I do see left-wing policies as more morally sound, and therefore am more likely to forgive mistakes in left-wing governments, but I don't really see that as a problem.

[identity profile] sashajwolf.livejournal.com 2005-06-30 10:53 am (UTC)(link)
I could understand that if the current Government was leftwing, but it really isn't - as far as I can see, it's now distinctly to the right of Thatcher, and pressing ahead without any signs of a slowdown. It really does baffle me why it isn't yet as unpopular as Thatcher was in 1991.

[identity profile] purplerabbits.livejournal.com 2005-06-30 10:58 am (UTC)(link)
Perhaps because a lot of Thatcher's unpopularity wasn't related to infringements of personal freedoms and privacy, which people are notoriously blase about, but was more related to cutbacks and unemployment, which this government have a much better record on.

[identity profile] sashajwolf.livejournal.com 2005-07-02 08:01 am (UTC)(link)
You may be right. Unemployment in Leytonstone is amongst the very worst in the country, so I tend to forget that it's improved elsewhere.
ext_40378: (Default)

[identity profile] skibbley.livejournal.com 2005-06-30 11:31 am (UTC)(link)
Having been Latvia at the beginning of the year, I do agree with Boris that there doesn't seem to be nearly so much challenging of communism's atrocities as fascism's.

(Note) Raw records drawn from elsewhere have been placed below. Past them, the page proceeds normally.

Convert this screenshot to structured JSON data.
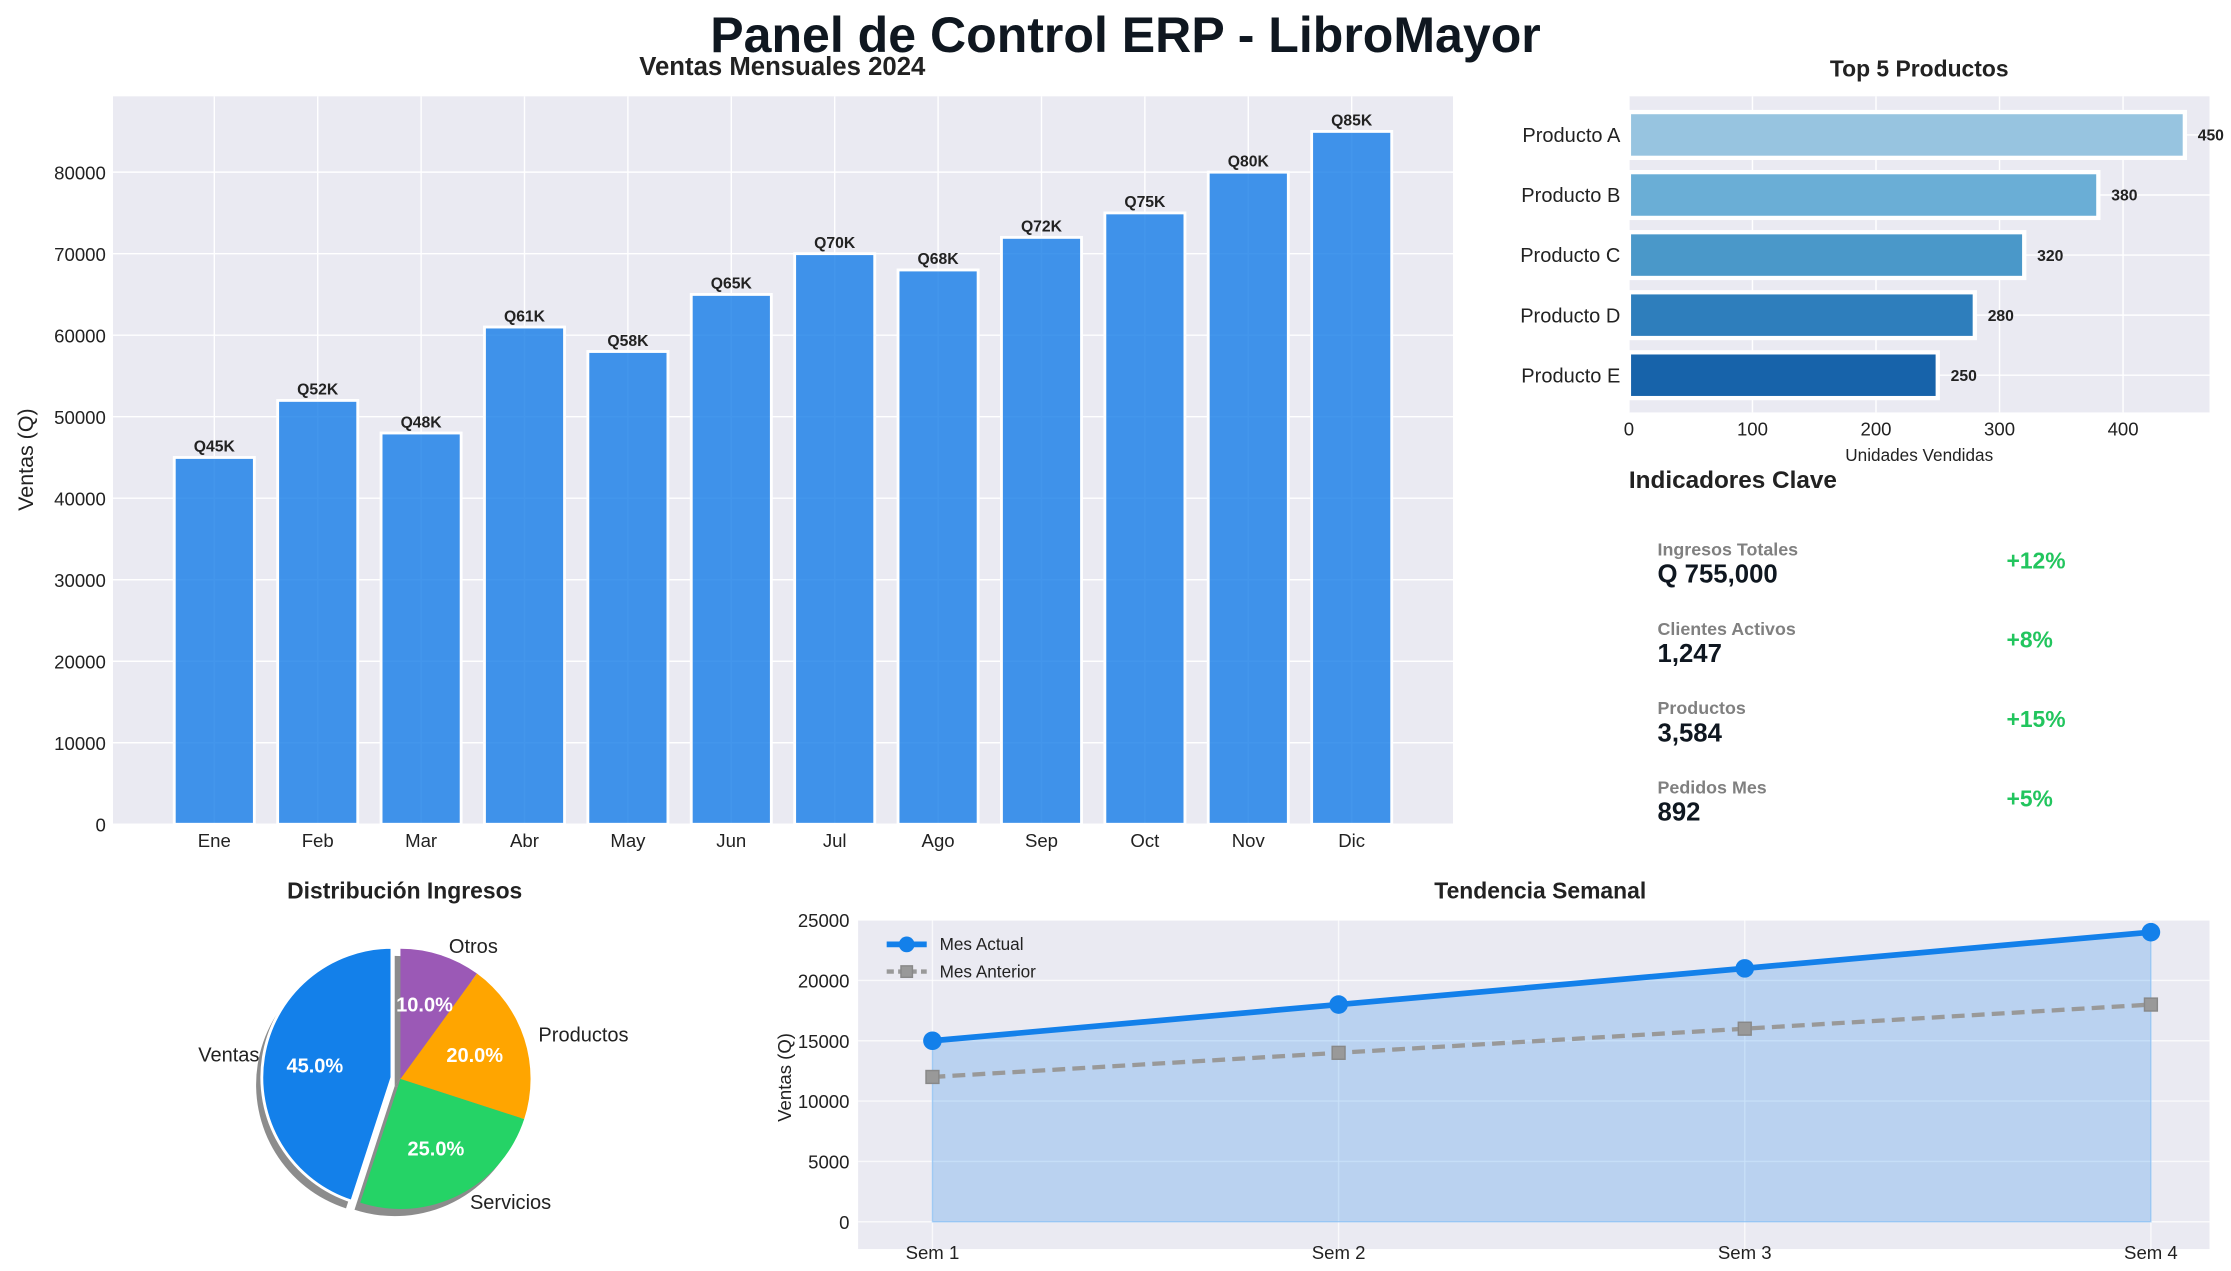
{
  "title": "Panel de Control ERP - LibroMayor",
  "colors": {
    "bg_axes": "#eaeaf2",
    "grid": "#ffffff",
    "bar": "#1a7fe8",
    "green": "#22c55e",
    "label_gray": "#808080",
    "dark": "#0f1720"
  },
  "chart_data": [
    {
      "type": "bar",
      "title": "Ventas Mensuales 2024",
      "xlabel": "",
      "ylabel": "Ventas (Q)",
      "categories": [
        "Ene",
        "Feb",
        "Mar",
        "Abr",
        "May",
        "Jun",
        "Jul",
        "Ago",
        "Sep",
        "Oct",
        "Nov",
        "Dic"
      ],
      "values": [
        45000,
        52000,
        48000,
        61000,
        58000,
        65000,
        70000,
        68000,
        72000,
        75000,
        80000,
        85000
      ],
      "data_labels": [
        "Q45K",
        "Q52K",
        "Q48K",
        "Q61K",
        "Q58K",
        "Q65K",
        "Q70K",
        "Q68K",
        "Q72K",
        "Q75K",
        "Q80K",
        "Q85K"
      ],
      "yticks": [
        0,
        10000,
        20000,
        30000,
        40000,
        50000,
        60000,
        70000,
        80000
      ],
      "ylim": [
        0,
        89300
      ],
      "grid": true
    },
    {
      "type": "bar",
      "orientation": "horizontal",
      "title": "Top 5 Productos",
      "xlabel": "Unidades Vendidas",
      "ylabel": "",
      "categories": [
        "Producto A",
        "Producto B",
        "Producto C",
        "Producto D",
        "Producto E"
      ],
      "values": [
        450,
        380,
        320,
        280,
        250
      ],
      "colors": [
        "#97c4e0",
        "#6aaed6",
        "#4a98c9",
        "#2e7ebc",
        "#1763aa"
      ],
      "xticks": [
        0,
        100,
        200,
        300,
        400
      ],
      "xlim": [
        0,
        470
      ],
      "grid": true
    },
    {
      "type": "pie",
      "title": "Distribución Ingresos",
      "categories": [
        "Ventas",
        "Servicios",
        "Productos",
        "Otros"
      ],
      "values": [
        45,
        25,
        20,
        10
      ],
      "data_labels": [
        "45.0%",
        "25.0%",
        "20.0%",
        "10.0%"
      ],
      "colors": [
        "#1380ea",
        "#25d366",
        "#ffa500",
        "#9b59b6"
      ],
      "exploded": "Ventas",
      "shadow": true
    },
    {
      "type": "line",
      "title": "Tendencia Semanal",
      "xlabel": "",
      "ylabel": "Ventas (Q)",
      "categories": [
        "Sem 1",
        "Sem 2",
        "Sem 3",
        "Sem 4"
      ],
      "series": [
        {
          "name": "Mes Actual",
          "values": [
            15000,
            18000,
            21000,
            24000
          ],
          "color": "#1380ea",
          "style": "solid",
          "marker": "circle",
          "fill": true
        },
        {
          "name": "Mes Anterior",
          "values": [
            12000,
            14000,
            16000,
            18000
          ],
          "color": "#999999",
          "style": "dashed",
          "marker": "square"
        }
      ],
      "yticks": [
        0,
        5000,
        10000,
        15000,
        20000,
        25000
      ],
      "ylim": [
        -2260,
        25000
      ],
      "legend": "top-left",
      "grid": true
    }
  ],
  "kpis": {
    "title": "Indicadores Clave",
    "items": [
      {
        "label": "Ingresos Totales",
        "value": "Q 755,000",
        "change": "+12%"
      },
      {
        "label": "Clientes Activos",
        "value": "1,247",
        "change": "+8%"
      },
      {
        "label": "Productos",
        "value": "3,584",
        "change": "+15%"
      },
      {
        "label": "Pedidos Mes",
        "value": "892",
        "change": "+5%"
      }
    ]
  }
}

Of the small amount of political writing that I have read, George Orwell's essays are my favourite, particularly his reporting on how British communists supported fascism when the Soviets were allied to the Nazis and then tried to claim they never had done.

I think my own differing reactions to Stalinism and Fascism are partially down to a mistrust of western reporting of the the USSR during the cold war, partially down to my family history and partially down to having less moral revulsion to the intellectual ideals of marxism than to those of fascism while still condemning particular implementations of marxism.

I'm pretty ignorant of left / right politics; I could be more informed, but I find much of it too boring.

[identity profile] thekumquat.livejournal.com 2005-06-30 08:40 pm (UTC)(link)
Also we've had over 50 years of knowing practically all the details of the Nazi regime, with photos of the death camps being liberated, survivors to tell tales, trials, etc.
In comparison, a lot of the details of Stalin's atrocities became known in the West more recently. I remember reading in the Sunday Times when I was about 7 about the Katyn massacre, which had just been discovered (a few locals who knew about it had kept their mouths shut for years).
There's also been many more people in the West working to ensure the world is aware of the Nazi holocaust, whereas people aware of Stalin's victims were either dead or stuck behind the Iron Curtain. With the result that not much of communism atrocities gets taught in schools (I actually had a term on Russia 1930-53, but most didn't), compared to assemblies and years of lessons on fascist Germany. Eastern Europe was a mystery - the most we knew about it was that there was this wall you couldn't escape over, from the children's game 'Berlin Wall'.